Statue of Bohdan Chmelnytskyi Still Standing Kiev |
In the early 1920s, thousands of Jewish child refugees flooded into Moscow from Ukraine, fleeing a terrifying series of pogroms. Legendary Jewish artist Marc Chagall remembered giving art lessons to some of the refugees at a Jewish orphanage outside the Soviet capital. He recalled the horrifying atrocities they spoke about — their parents murdered, their sisters raped and slain, and the children themselves chased out in the cold, threadbare and starving.
Unlike the Holocaust, this earlier wave of antisemitic violence has largely been forgotten by history. Yet at the time, it was front-page news. From 1918 to 1921, more than 1,100 pogroms killed over 100,000 Jews in an area that is part of present-day Ukraine. Such large-scale violence led to fears that six million Jewish lives across Europe were at risk from antisemitic hate. Those who made such dire predictions included writer Anatole France; less than 20 years later, these fears were realized.
The story of these fateful pogroms is chronicled in a new book, “In the Midst of Civilized Europe: The Pogroms of 1918-1921 and the Onset of the Holocaust,” by University of Michigan history and Judaic studies professor Jeffrey Veidlinger.

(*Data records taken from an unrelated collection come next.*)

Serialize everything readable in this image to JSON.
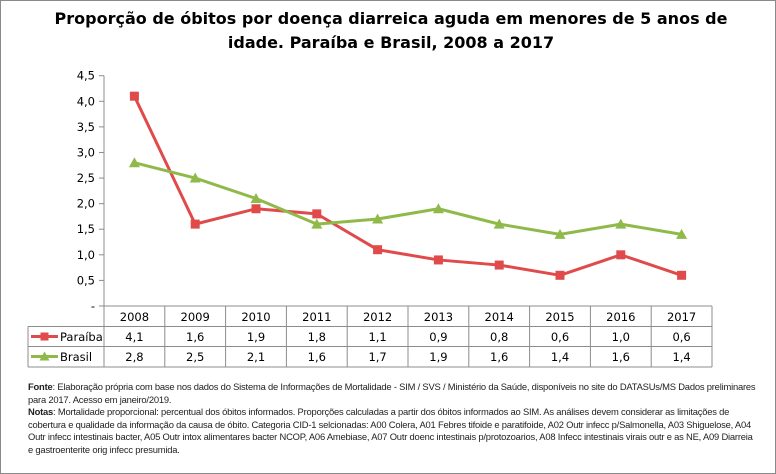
{
  "chart_data": {
    "type": "line",
    "title": "Proporção de óbitos por doença diarreica aguda em menores de 5 anos de idade. Paraíba e Brasil, 2008 a 2017",
    "categories": [
      "2008",
      "2009",
      "2010",
      "2011",
      "2012",
      "2013",
      "2014",
      "2015",
      "2016",
      "2017"
    ],
    "series": [
      {
        "name": "Paraíba",
        "color": "#e04a4a",
        "marker": "square",
        "values": [
          4.1,
          1.6,
          1.9,
          1.8,
          1.1,
          0.9,
          0.8,
          0.6,
          1.0,
          0.6
        ],
        "labels": [
          "4,1",
          "1,6",
          "1,9",
          "1,8",
          "1,1",
          "0,9",
          "0,8",
          "0,6",
          "1,0",
          "0,6"
        ]
      },
      {
        "name": "Brasil",
        "color": "#8fba4a",
        "marker": "triangle",
        "values": [
          2.8,
          2.5,
          2.1,
          1.6,
          1.7,
          1.9,
          1.6,
          1.4,
          1.6,
          1.4
        ],
        "labels": [
          "2,8",
          "2,5",
          "2,1",
          "1,6",
          "1,7",
          "1,9",
          "1,6",
          "1,4",
          "1,6",
          "1,4"
        ]
      }
    ],
    "ylim": [
      0,
      4.5
    ],
    "yticks": [
      "-",
      "0,5",
      "1,0",
      "1,5",
      "2,0",
      "2,5",
      "3,0",
      "3,5",
      "4,0",
      "4,5"
    ],
    "grid": false,
    "legend": "data-table"
  },
  "notes": {
    "fonte_label": "Fonte",
    "fonte_text": ": Elaboração própria com base nos dados do Sistema de Informações de Mortalidade - SIM / SVS / Ministério da Saúde, disponíveis no site do DATASUs/MS Dados preliminares para 2017. Acesso em janeiro/2019.",
    "notas_label": "Notas",
    "notas_text": ": Mortalidade proporcional: percentual dos óbitos informados. Proporções calculadas a partir dos óbitos informados ao SIM. As análises devem considerar as limitações de cobertura e qualidade da informação da causa de óbito. Categoria CID-1 selcionadas: A00 Colera, A01 Febres tifoide e paratifoide, A02 Outr infecc p/Salmonella, A03 Shiguelose, A04 Outr infecc intestinais bacter, A05 Outr intox alimentares bacter NCOP, A06 Amebiase, A07 Outr doenc intestinais p/protozoarios, A08 Infecc intestinais virais outr e as NE, A09 Diarreia e gastroenterite orig infecc presumida."
  }
}
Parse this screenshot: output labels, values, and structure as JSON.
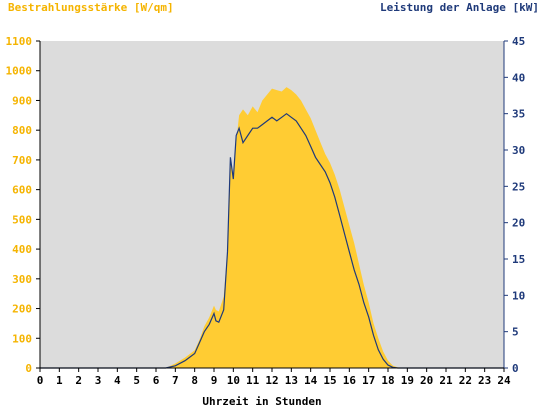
{
  "chart_data": {
    "type": "area",
    "left_title": "Bestrahlungsstärke [W/qm]",
    "right_title": "Leistung der Anlage [kW]",
    "xlabel": "Uhrzeit in Stunden",
    "xlim": [
      0,
      24
    ],
    "ylim_left": [
      0,
      1100
    ],
    "ylim_right": [
      0,
      45
    ],
    "x_ticks": [
      "0",
      "1",
      "2",
      "3",
      "4",
      "5",
      "6",
      "7",
      "8",
      "9",
      "10",
      "11",
      "12",
      "13",
      "14",
      "15",
      "16",
      "17",
      "18",
      "19",
      "20",
      "21",
      "22",
      "23",
      "24"
    ],
    "y_left_ticks": [
      "0",
      "100",
      "200",
      "300",
      "400",
      "500",
      "600",
      "700",
      "800",
      "900",
      "1000",
      "1100"
    ],
    "y_right_ticks": [
      "0",
      "5",
      "10",
      "15",
      "20",
      "25",
      "30",
      "35",
      "40",
      "45"
    ],
    "grid": false,
    "colors": {
      "plot_bg": "#dcdcdc",
      "irradiance": "#ffcc33",
      "power": "#1f3a7a",
      "left_axis_text": "#f5b400",
      "right_axis_text": "#1f3a7a"
    },
    "series": [
      {
        "name": "Bestrahlungsstärke [W/qm]",
        "axis": "left",
        "style": "area",
        "x": [
          0,
          6.5,
          7.0,
          7.5,
          8.0,
          8.25,
          8.5,
          8.75,
          9.0,
          9.1,
          9.25,
          9.5,
          9.7,
          9.85,
          10.0,
          10.15,
          10.3,
          10.5,
          10.75,
          11.0,
          11.25,
          11.5,
          11.75,
          12.0,
          12.25,
          12.5,
          12.75,
          13.0,
          13.25,
          13.5,
          13.75,
          14.0,
          14.25,
          14.5,
          14.75,
          15.0,
          15.25,
          15.5,
          15.75,
          16.0,
          16.25,
          16.5,
          16.75,
          17.0,
          17.25,
          17.5,
          17.75,
          18.0,
          18.25,
          18.5,
          18.75,
          19.0,
          19.2,
          24
        ],
        "y": [
          0,
          0,
          15,
          35,
          60,
          95,
          140,
          170,
          210,
          195,
          190,
          240,
          400,
          700,
          640,
          760,
          850,
          870,
          850,
          880,
          860,
          900,
          920,
          940,
          935,
          930,
          945,
          935,
          920,
          900,
          870,
          840,
          800,
          760,
          720,
          690,
          650,
          600,
          540,
          480,
          420,
          350,
          280,
          220,
          150,
          100,
          55,
          25,
          8,
          2,
          0,
          0,
          0,
          0
        ]
      },
      {
        "name": "Leistung der Anlage [kW]",
        "axis": "right",
        "style": "line",
        "x": [
          0,
          6.5,
          7.0,
          7.5,
          8.0,
          8.25,
          8.5,
          8.75,
          9.0,
          9.1,
          9.25,
          9.5,
          9.7,
          9.85,
          10.0,
          10.15,
          10.3,
          10.5,
          10.75,
          11.0,
          11.25,
          11.5,
          11.75,
          12.0,
          12.25,
          12.5,
          12.75,
          13.0,
          13.25,
          13.5,
          13.75,
          14.0,
          14.25,
          14.5,
          14.75,
          15.0,
          15.25,
          15.5,
          15.75,
          16.0,
          16.25,
          16.5,
          16.75,
          17.0,
          17.25,
          17.5,
          17.75,
          18.0,
          18.25,
          18.5,
          18.75,
          19.0,
          19.2,
          24
        ],
        "y": [
          0,
          0,
          0.3,
          1.0,
          2.0,
          3.5,
          5.0,
          6.0,
          7.5,
          6.5,
          6.3,
          8.0,
          16,
          29,
          26,
          32,
          33,
          31,
          32,
          33,
          33,
          33.5,
          34,
          34.5,
          34,
          34.5,
          35,
          34.5,
          34,
          33,
          32,
          30.5,
          29,
          28,
          27,
          25.5,
          23.5,
          21,
          18.5,
          16,
          13.5,
          11.5,
          9,
          7,
          4.5,
          2.5,
          1.2,
          0.4,
          0.1,
          0,
          0,
          0,
          0,
          0
        ]
      }
    ]
  }
}
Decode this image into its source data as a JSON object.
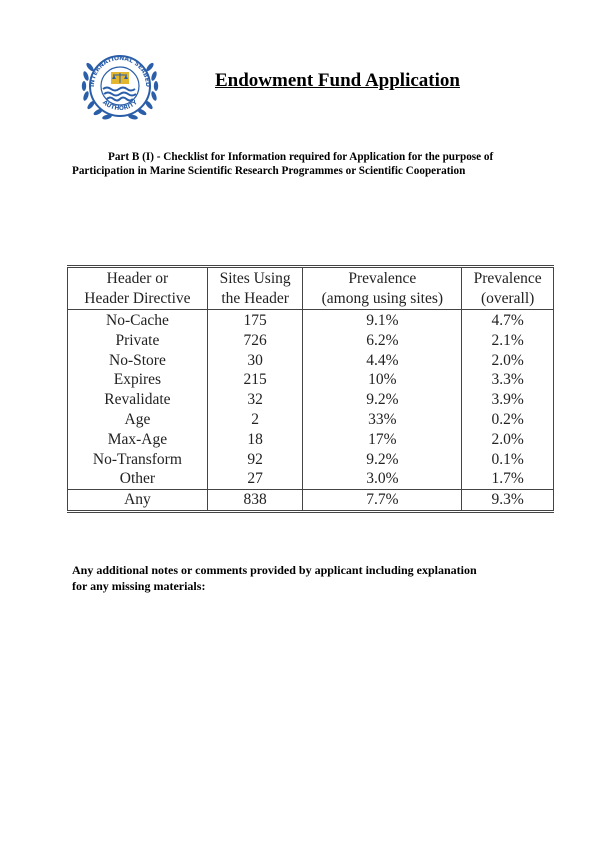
{
  "header": {
    "title": "Endowment Fund Application",
    "logo": {
      "name": "isa-emblem-logo",
      "text": "INTERNATIONAL SEABED AUTHORITY"
    }
  },
  "section": {
    "line1": "Part B (I) - Checklist for Information required for Application for the purpose of",
    "line2": "Participation in Marine Scientific Research Programmes or Scientific Cooperation"
  },
  "table": {
    "headers": [
      [
        "Header or",
        "Header Directive"
      ],
      [
        "Sites Using",
        "the Header"
      ],
      [
        "Prevalence",
        "(among using sites)"
      ],
      [
        "Prevalence",
        "(overall)"
      ]
    ],
    "rows": [
      [
        "No-Cache",
        "175",
        "9.1%",
        "4.7%"
      ],
      [
        "Private",
        "726",
        "6.2%",
        "2.1%"
      ],
      [
        "No-Store",
        "30",
        "4.4%",
        "2.0%"
      ],
      [
        "Expires",
        "215",
        "10%",
        "3.3%"
      ],
      [
        "Revalidate",
        "32",
        "9.2%",
        "3.9%"
      ],
      [
        "Age",
        "2",
        "33%",
        "0.2%"
      ],
      [
        "Max-Age",
        "18",
        "17%",
        "2.0%"
      ],
      [
        "No-Transform",
        "92",
        "9.2%",
        "0.1%"
      ],
      [
        "Other",
        "27",
        "3.0%",
        "1.7%"
      ]
    ],
    "total": [
      "Any",
      "838",
      "7.7%",
      "9.3%"
    ]
  },
  "notes": {
    "line1": "Any additional notes or comments provided by applicant including explanation",
    "line2": "for any missing materials:"
  }
}
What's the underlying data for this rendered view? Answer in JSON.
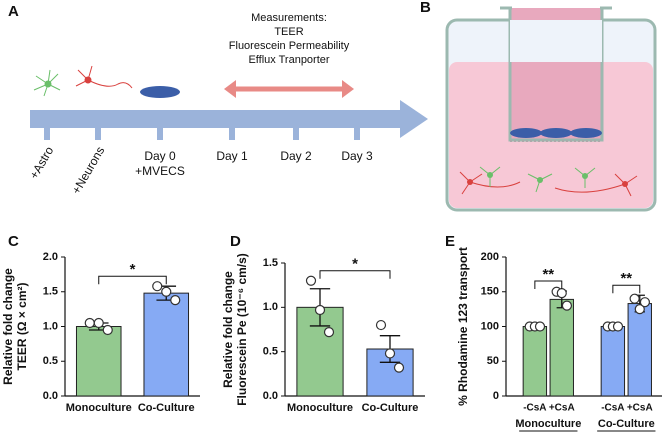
{
  "panels": [
    "A",
    "B",
    "C",
    "D",
    "E"
  ],
  "timeline": {
    "measurements": [
      "Measurements:",
      "TEER",
      "Fluorescein Permeability",
      "Efflux Tranporter"
    ],
    "steps": [
      [
        "+Astro"
      ],
      [
        "+Neurons"
      ],
      [
        "Day 0",
        "+MVECS"
      ],
      [
        "Day 1"
      ],
      [
        "Day 2"
      ],
      [
        "Day 3"
      ]
    ]
  },
  "chart_data": [
    {
      "type": "bar",
      "ylabel": [
        "Relative fold change",
        "TEER (Ω × cm²)"
      ],
      "categories": [
        "Monoculture",
        "Co-Culture"
      ],
      "values": [
        1.0,
        1.48
      ],
      "errors": [
        0.05,
        0.1
      ],
      "points": [
        [
          1.05,
          1.05,
          0.95
        ],
        [
          1.58,
          1.5,
          1.38
        ]
      ],
      "colors": [
        "#93c98f",
        "#86aaf4"
      ],
      "ylim": [
        0,
        2.0
      ],
      "yticks": [
        {
          "value": 0,
          "label": "0.0"
        },
        0.5,
        {
          "value": 1,
          "label": "1.0"
        },
        1.5,
        {
          "value": 2,
          "label": "2.0"
        }
      ],
      "annotations": [
        "*"
      ]
    },
    {
      "type": "bar",
      "ylabel": [
        "Relative fold change",
        "Fluorescein Pe (10⁻⁶ cm/s)"
      ],
      "categories": [
        "Monoculture",
        "Co-Culture"
      ],
      "values": [
        1.0,
        0.53
      ],
      "errors": [
        0.21,
        0.15
      ],
      "points": [
        [
          1.3,
          0.97,
          0.72
        ],
        [
          0.8,
          0.48,
          0.32
        ]
      ],
      "colors": [
        "#93c98f",
        "#86aaf4"
      ],
      "ylim": [
        0,
        1.5
      ],
      "yticks": [
        {
          "value": 0,
          "label": "0.0"
        },
        0.5,
        {
          "value": 1,
          "label": "1.0"
        },
        1.5
      ],
      "annotations": [
        "*"
      ]
    },
    {
      "type": "bar",
      "ylabel": [
        "% Rhodamine 123 transport"
      ],
      "categories": [
        "-CsA",
        "+CsA",
        "-CsA",
        "+CsA"
      ],
      "groups": [
        "Monoculture",
        "Co-Culture"
      ],
      "values": [
        100,
        139,
        100,
        133
      ],
      "errors": [
        0,
        12,
        0,
        12
      ],
      "points": [
        [
          100,
          100,
          100
        ],
        [
          150,
          148,
          130
        ],
        [
          100,
          100,
          100
        ],
        [
          140,
          125,
          135
        ]
      ],
      "colors": [
        "#93c98f",
        "#93c98f",
        "#86aaf4",
        "#86aaf4"
      ],
      "ylim": [
        0,
        200
      ],
      "yticks": [
        0,
        50,
        100,
        150,
        200
      ],
      "annotations": [
        "**",
        "**"
      ]
    }
  ]
}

“I think right now they’re not very well-known at all, mostly because they’ve been so surpassed by the Holocaust,” Veidlinger told The Times of Israel in a phone interview. “In the interwar period, they were very well-known. In some ways, it seems like it was all anybody was writing about then.”
Rooted in a previous linguistic research project with elderly Yiddish-speaking Jews in Ukraine who told Veidlinger about surviving the pogroms, the book takes readers back to this disturbing moment in history during the Russian Civil War.
“It’s terrifying and horrifying,” Veidlinger said. “It takes a toll on you to write [down] that testimony. I’m sure it takes a toll on the reader… It was difficult for me to hear, and probably difficult for them to tell.”
The title phrase comes from France’s fears for the future of European Jewry. The French poet and journalist noted that some of the pogroms occurred at the same time as the peace talks at Versailles tasked with ending World War I. One was perhaps the largest single mass murder of Jews in modern history up to that point — the pogrom of Proskuriv on February 14, 1919, with 911 listed deaths, which Veidlinger estimates is one-third of the actual total.
“I think it was almost genocidal,” Veidlinger said of the Proskuriv pogrom. “It shows how the violence escalated during the very short period of time between November 1918 to February 1919.”